The Main Idea 

Triangles are one of the fundamental shapes in geometry. They can be classified based on their angle measures and side lengths. These two components help us categorize and understand different types of triangles.

1. Classification by Side Lengths:
   • Equilateral Triangle: An equilateral triangle has all three sides of equal length. Consequently, all three angles are also equal, measuring 60 degrees each.
   • Isosceles Triangle: An isosceles triangle has two sides of equal length. This means two of its angles are also equal.
   • Scalene Triangle: A scalene triangle has no sides of equal length. Consequently, all three angles are different from one another.
2. Classification by Angle Measures:
   • Right Triangle: A right triangle has one angle measuring exactly 90 degrees.
   • Acute Triangle: An acute triangle has all three angles measuring less than 90 degrees.
   • Obtuse Triangle: An obtuse triangle has one angle measuring greater than 90 degrees.

The Main Idea 

Finding the measure of the third angle in a triangle involves determining the value of the remaining angle when the measures of two angles are known.
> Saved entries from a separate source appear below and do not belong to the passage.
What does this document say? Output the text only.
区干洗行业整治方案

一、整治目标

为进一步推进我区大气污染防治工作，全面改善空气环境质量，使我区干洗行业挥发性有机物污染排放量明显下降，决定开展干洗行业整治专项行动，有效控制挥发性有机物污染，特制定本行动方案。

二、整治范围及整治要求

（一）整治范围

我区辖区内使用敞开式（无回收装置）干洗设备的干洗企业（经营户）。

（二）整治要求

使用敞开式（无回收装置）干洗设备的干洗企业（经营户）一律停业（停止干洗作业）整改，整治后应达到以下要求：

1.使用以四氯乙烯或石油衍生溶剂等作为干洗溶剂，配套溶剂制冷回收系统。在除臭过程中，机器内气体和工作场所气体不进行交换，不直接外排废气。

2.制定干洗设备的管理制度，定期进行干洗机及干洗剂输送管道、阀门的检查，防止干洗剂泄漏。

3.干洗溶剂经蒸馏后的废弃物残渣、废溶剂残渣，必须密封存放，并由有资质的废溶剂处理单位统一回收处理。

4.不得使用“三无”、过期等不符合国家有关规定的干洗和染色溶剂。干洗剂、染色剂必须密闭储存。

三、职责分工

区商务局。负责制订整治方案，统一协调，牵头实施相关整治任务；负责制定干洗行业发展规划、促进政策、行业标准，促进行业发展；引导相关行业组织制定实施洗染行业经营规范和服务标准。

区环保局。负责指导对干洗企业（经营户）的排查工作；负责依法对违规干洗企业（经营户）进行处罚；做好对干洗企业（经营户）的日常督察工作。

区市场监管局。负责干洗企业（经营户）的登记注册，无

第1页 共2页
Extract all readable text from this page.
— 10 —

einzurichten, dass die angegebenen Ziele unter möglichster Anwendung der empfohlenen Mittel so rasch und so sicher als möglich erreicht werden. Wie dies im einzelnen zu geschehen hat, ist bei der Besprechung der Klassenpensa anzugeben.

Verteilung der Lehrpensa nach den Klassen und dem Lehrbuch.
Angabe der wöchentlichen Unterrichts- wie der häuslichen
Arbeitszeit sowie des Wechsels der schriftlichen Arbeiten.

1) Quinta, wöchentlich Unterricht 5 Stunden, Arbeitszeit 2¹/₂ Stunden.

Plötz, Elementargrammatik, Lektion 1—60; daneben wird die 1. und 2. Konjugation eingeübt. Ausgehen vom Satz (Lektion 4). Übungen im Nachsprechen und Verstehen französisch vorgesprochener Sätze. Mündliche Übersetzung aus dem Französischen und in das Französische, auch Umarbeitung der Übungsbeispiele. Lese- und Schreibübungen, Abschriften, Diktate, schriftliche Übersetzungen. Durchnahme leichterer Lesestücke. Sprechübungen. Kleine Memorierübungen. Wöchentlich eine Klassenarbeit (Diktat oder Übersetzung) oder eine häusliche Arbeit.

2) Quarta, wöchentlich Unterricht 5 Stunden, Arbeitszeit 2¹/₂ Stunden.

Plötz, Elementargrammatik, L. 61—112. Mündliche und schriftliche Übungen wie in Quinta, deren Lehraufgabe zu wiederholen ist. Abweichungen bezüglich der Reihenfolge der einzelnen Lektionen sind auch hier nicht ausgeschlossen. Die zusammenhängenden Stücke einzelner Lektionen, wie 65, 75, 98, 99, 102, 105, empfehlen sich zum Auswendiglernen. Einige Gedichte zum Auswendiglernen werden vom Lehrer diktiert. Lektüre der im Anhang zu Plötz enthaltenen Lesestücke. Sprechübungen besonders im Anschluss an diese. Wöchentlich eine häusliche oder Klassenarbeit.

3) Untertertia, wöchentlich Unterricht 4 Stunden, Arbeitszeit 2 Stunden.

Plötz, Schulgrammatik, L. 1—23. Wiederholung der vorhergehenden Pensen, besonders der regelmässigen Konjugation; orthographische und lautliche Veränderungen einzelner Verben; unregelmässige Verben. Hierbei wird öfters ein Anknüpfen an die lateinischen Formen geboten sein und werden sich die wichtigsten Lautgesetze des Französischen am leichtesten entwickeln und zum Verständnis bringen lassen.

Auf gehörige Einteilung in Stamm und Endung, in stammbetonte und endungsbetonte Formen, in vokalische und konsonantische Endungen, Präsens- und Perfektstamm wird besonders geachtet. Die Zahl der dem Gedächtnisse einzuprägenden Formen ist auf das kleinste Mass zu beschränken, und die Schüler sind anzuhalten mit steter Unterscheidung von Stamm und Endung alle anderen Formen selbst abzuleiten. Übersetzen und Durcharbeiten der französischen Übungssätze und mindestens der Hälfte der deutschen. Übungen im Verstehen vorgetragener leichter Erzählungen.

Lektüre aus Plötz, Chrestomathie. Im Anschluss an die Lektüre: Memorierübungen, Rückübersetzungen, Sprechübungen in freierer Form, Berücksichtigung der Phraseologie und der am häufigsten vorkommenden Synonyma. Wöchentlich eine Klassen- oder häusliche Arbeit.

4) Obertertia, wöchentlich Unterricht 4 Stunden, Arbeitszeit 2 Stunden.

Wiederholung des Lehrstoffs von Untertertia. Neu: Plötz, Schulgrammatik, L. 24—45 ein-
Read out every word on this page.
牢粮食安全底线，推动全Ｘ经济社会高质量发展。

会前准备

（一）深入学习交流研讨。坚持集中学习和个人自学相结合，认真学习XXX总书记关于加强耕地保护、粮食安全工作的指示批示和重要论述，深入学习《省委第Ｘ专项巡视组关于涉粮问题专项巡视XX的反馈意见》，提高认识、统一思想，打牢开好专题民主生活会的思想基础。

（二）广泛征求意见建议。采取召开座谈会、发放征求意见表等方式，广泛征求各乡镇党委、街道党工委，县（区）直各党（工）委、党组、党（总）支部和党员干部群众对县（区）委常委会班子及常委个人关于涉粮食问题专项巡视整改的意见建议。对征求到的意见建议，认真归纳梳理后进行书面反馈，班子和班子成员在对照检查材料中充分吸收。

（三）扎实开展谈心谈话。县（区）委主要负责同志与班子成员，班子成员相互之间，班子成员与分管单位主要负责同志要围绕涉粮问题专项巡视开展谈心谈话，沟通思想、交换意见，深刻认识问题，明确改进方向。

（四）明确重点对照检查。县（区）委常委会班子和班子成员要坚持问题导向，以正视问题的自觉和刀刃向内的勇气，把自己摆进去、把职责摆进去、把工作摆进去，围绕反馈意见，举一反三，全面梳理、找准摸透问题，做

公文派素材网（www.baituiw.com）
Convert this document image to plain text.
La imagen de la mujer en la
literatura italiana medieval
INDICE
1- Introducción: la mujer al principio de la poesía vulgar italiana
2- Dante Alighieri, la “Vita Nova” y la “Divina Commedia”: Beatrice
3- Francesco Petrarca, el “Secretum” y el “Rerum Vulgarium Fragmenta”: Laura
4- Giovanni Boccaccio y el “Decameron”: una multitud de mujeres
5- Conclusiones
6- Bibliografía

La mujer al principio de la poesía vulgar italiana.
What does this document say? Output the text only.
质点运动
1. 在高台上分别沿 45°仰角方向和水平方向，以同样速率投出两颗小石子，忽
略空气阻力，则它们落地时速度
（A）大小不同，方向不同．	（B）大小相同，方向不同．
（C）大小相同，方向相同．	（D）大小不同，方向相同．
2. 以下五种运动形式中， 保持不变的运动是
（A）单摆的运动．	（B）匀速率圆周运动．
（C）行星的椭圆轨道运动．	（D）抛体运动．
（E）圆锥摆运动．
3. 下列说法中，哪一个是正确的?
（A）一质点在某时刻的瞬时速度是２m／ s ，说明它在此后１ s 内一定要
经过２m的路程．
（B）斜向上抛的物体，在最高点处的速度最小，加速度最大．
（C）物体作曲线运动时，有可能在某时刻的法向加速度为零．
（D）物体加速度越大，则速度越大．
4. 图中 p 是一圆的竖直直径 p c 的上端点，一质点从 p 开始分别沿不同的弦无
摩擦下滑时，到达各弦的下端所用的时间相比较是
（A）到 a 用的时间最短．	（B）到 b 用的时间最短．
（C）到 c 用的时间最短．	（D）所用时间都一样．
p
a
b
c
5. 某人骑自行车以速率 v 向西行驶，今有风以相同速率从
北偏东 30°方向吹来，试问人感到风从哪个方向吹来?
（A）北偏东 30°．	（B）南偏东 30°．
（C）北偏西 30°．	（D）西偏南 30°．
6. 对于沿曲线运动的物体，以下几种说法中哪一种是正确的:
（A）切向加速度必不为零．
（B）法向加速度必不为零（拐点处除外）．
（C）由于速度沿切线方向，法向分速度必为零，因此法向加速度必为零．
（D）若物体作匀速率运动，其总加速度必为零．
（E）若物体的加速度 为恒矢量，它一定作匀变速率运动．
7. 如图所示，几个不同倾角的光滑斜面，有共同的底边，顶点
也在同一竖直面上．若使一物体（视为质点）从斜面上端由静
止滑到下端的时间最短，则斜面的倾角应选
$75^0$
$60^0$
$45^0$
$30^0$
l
Remember all angles in a triangle add up to equal [latex]180^{\circ}[/latex].

To find the measure of the third angle in a triangle:

1. Add the measures of the two known angles together.
2. Subtract the sum from [latex]180[/latex] degrees.
3. The resulting value is the measure of the third angle.

The Main Idea 

Finding similar triangles involves comparing the corresponding angles and side lengths of two or more triangles to determine if they have proportional relationships.

To determine if triangles are similar:

• Compare the measures of their corresponding angles. If all angles have the same measures, the triangles are similar.
• Compare the lengths of their corresponding sides. If the ratios of the corresponding side lengths are equal, the triangles are similar.

To solve for an unknown side of a triangle given two similar triangles we use the following steps:

1. Identify the corresponding sides in the two similar triangles.
2. Write the ratio of the lengths of the corresponding sides.
3. Set up a proportion to solve for the unknown.
4. Solve the proportion by cross multiplying and dividing to find the unknown.

The Main Idea 

The Pythagorean Theorem is a fundamental concept in geometry that relates to the relationship between the sides of a right triangle. It states that in a right triangle, the square of the length of the hypotenuse (the side opposite the right angle) is equal to the sum of the squares of the lengths of the other two sides.

In equation form, the Pythagorean Theorem can be written as: [latex]c^2 = a^2 + b^2[/latex]

Where [latex]c[/latex] represents the length of the hypotenuse, and [latex]a[/latex] and [latex]b[/latex] represent the lengths of the other two sides (called the legs) of the right triangle.

To use the Pythagorean Theorem, you can follow these steps:

1. Identify the right triangle: Ensure that you have a triangle with a right angle ([latex]90^\circ[/latex]).
2. Identify the legs and hypotenuse: Label the lengths of the legs as [latex]a[/latex] and [latex]b[/latex], and the length of the hypotenuse as [latex]c[/latex] .
3. Apply the Pythagorean Theorem: Square the lengths of the legs ([latex]a^2[/latex] and [latex]b^2[/latex]), then add them together. The result should be equal to the square of the length of the hypotenuse ([latex]c^2[/latex]).
4. Solve for the unknown: If you know the lengths of two sides (legs or hypotenuse), you can use the theorem to find the length of the remaining side by rearranging the equation and solving for the unknown value.